The double cone
The double cone
The double cone is a very important quadric surface, if for no other reason than the fact that it's used to define the so-called conics -- ellipses, hyperbolas, and parabolas -- all of which can be created as the intersection of a plane and a double cone. See any PreCalculus or Calculus textbook for pictures of this.
The vertical cross sections of a double cone are hyperbolas, while the horizontal cross sections are ellipses. The below applet shows the cone where $A=B=1$.
Double cone cross sections. The double cone $z^2=x^2+y^2$ is plotted on a square domain $-2 \le x \le 2, -2 \le y \le 2$ in the first panel and on the circular domain $x^2+y^2 \le 8$ in the second panel. You can drag the blue points on the sliders to change the location of the different types of cross sections.
Look back at the equation for the double cone. Sometimes we manipulate it to get a single cone. If we solve for $z$, we end up with a plus/minus sign in front of a square root. The positive square root represents the top of the cone; the negative square root gives you an equation for the bottom. Be careful if somebody says “cone” without elaborating; they might mean “double cone” or “single cone,” depending on the context.
Roughly speaking, the constants $A$ and $B$ determine how “steep” the cone is in the $x$ and $y$ direction, respectively. You can get a feel from this in the second applet, below, which at the left shows the portion of a cone for which $x$ and $y$ are between -1 and 1. In the right panel, the domain is a disk, and it shows the portion of the cone for which $-4 \le z \le 4.$
Double cone coefficients. The cone $z^2=Ax^2+By^2$ is plotted over the square domain $-2 \le x \le 2, -2 \le y \le 2$ in the first panel.
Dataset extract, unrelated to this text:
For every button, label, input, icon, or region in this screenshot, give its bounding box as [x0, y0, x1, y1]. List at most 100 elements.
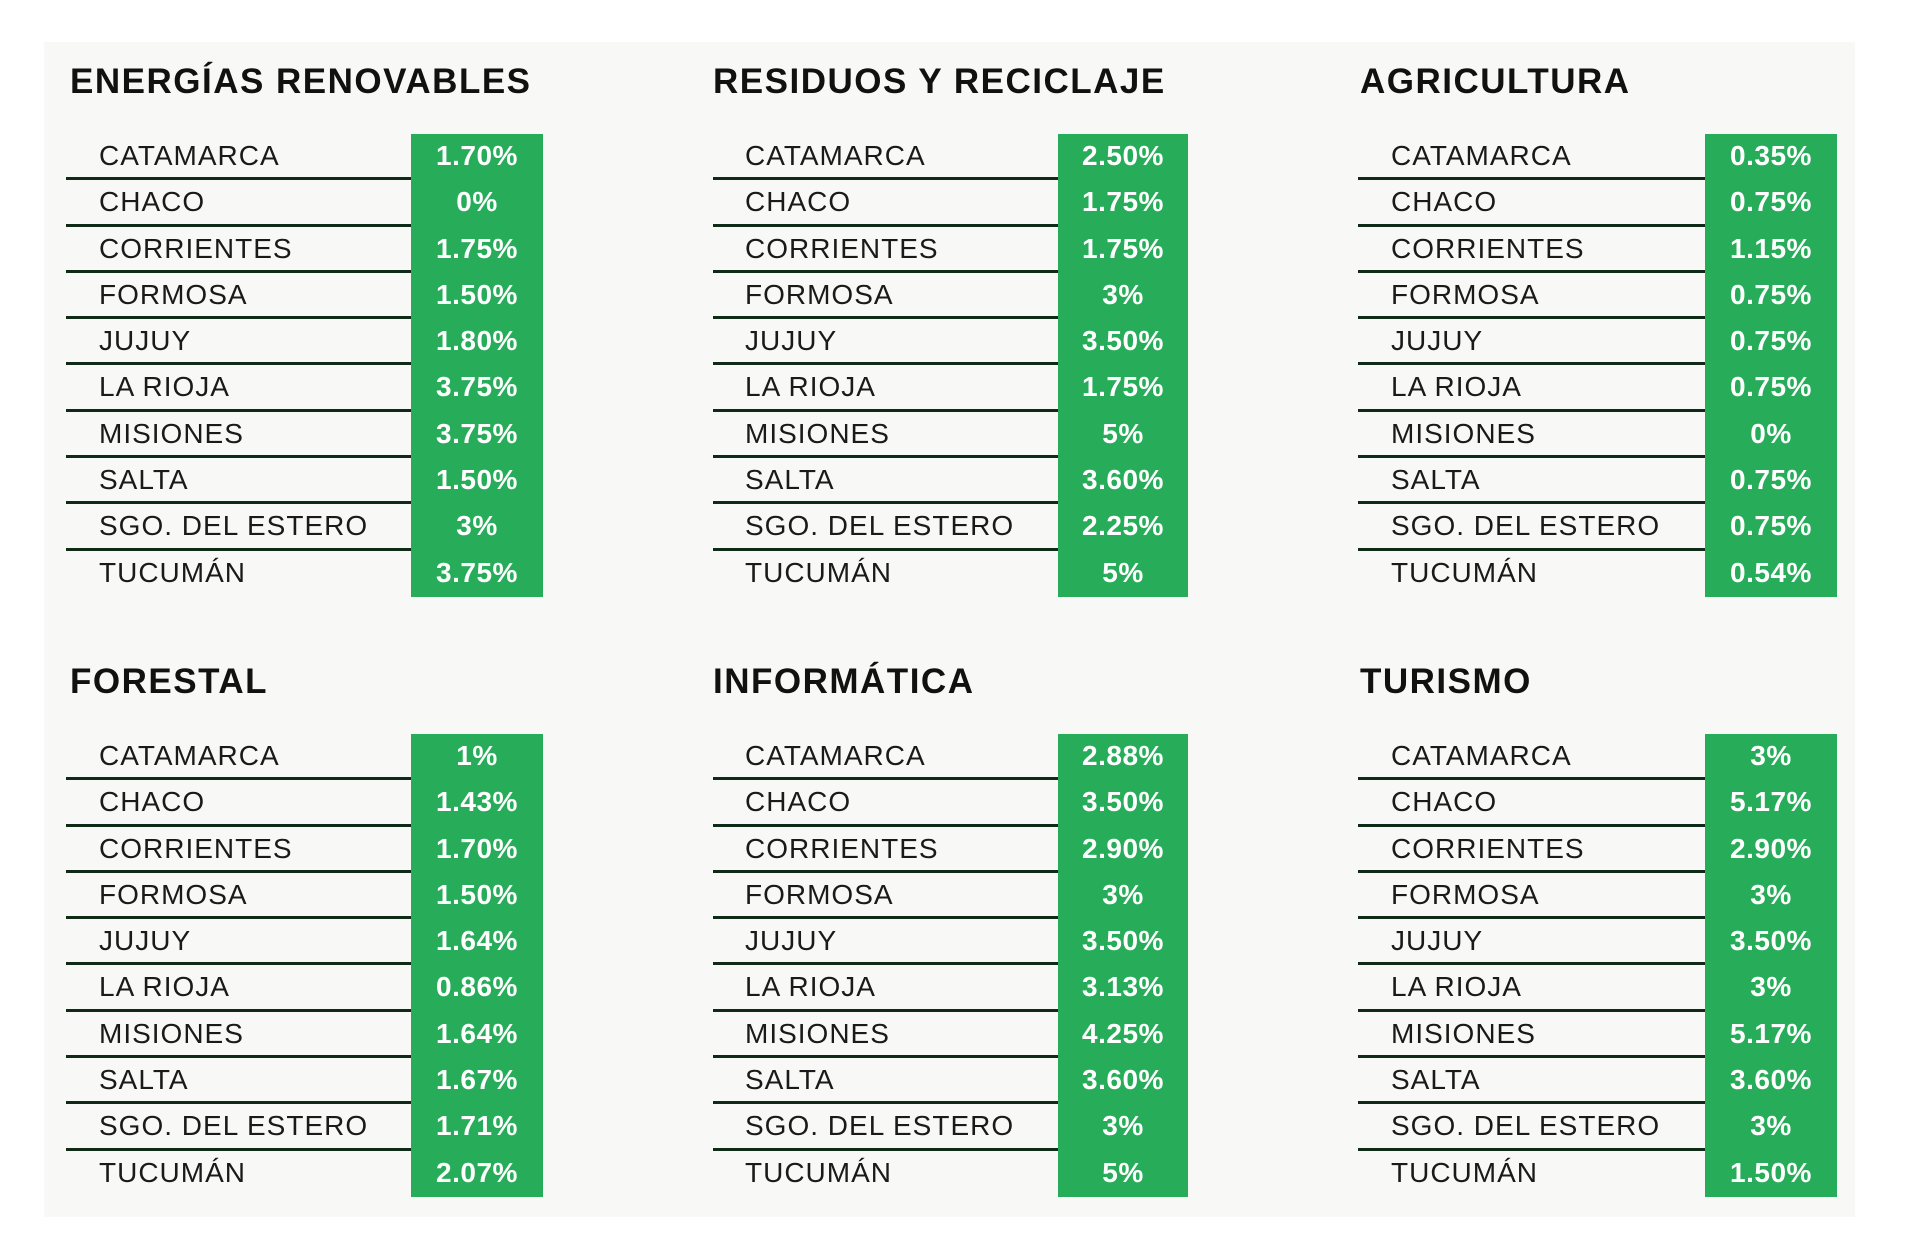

In the second panel, the same cone is plotted over the elliptical domain for which $-3 \le z \le 3$, a domain whose shape depends on the coefficients $A$ and $B$. You can drag the blue points on the sliders to change $A$ and $B$, which are constrained to be positive.
After you've played around with the examples for awhile, see if you can answer the following questions:
- Why aren't any of the vertical or horizontal cross sections parabolas?
- Explain what happens when either $A=0$ or $B=0$. Why don't you get a cone?
- Similarly, what are the cross sections given by $x=0$ or $y=0$? Are these hyperbolas?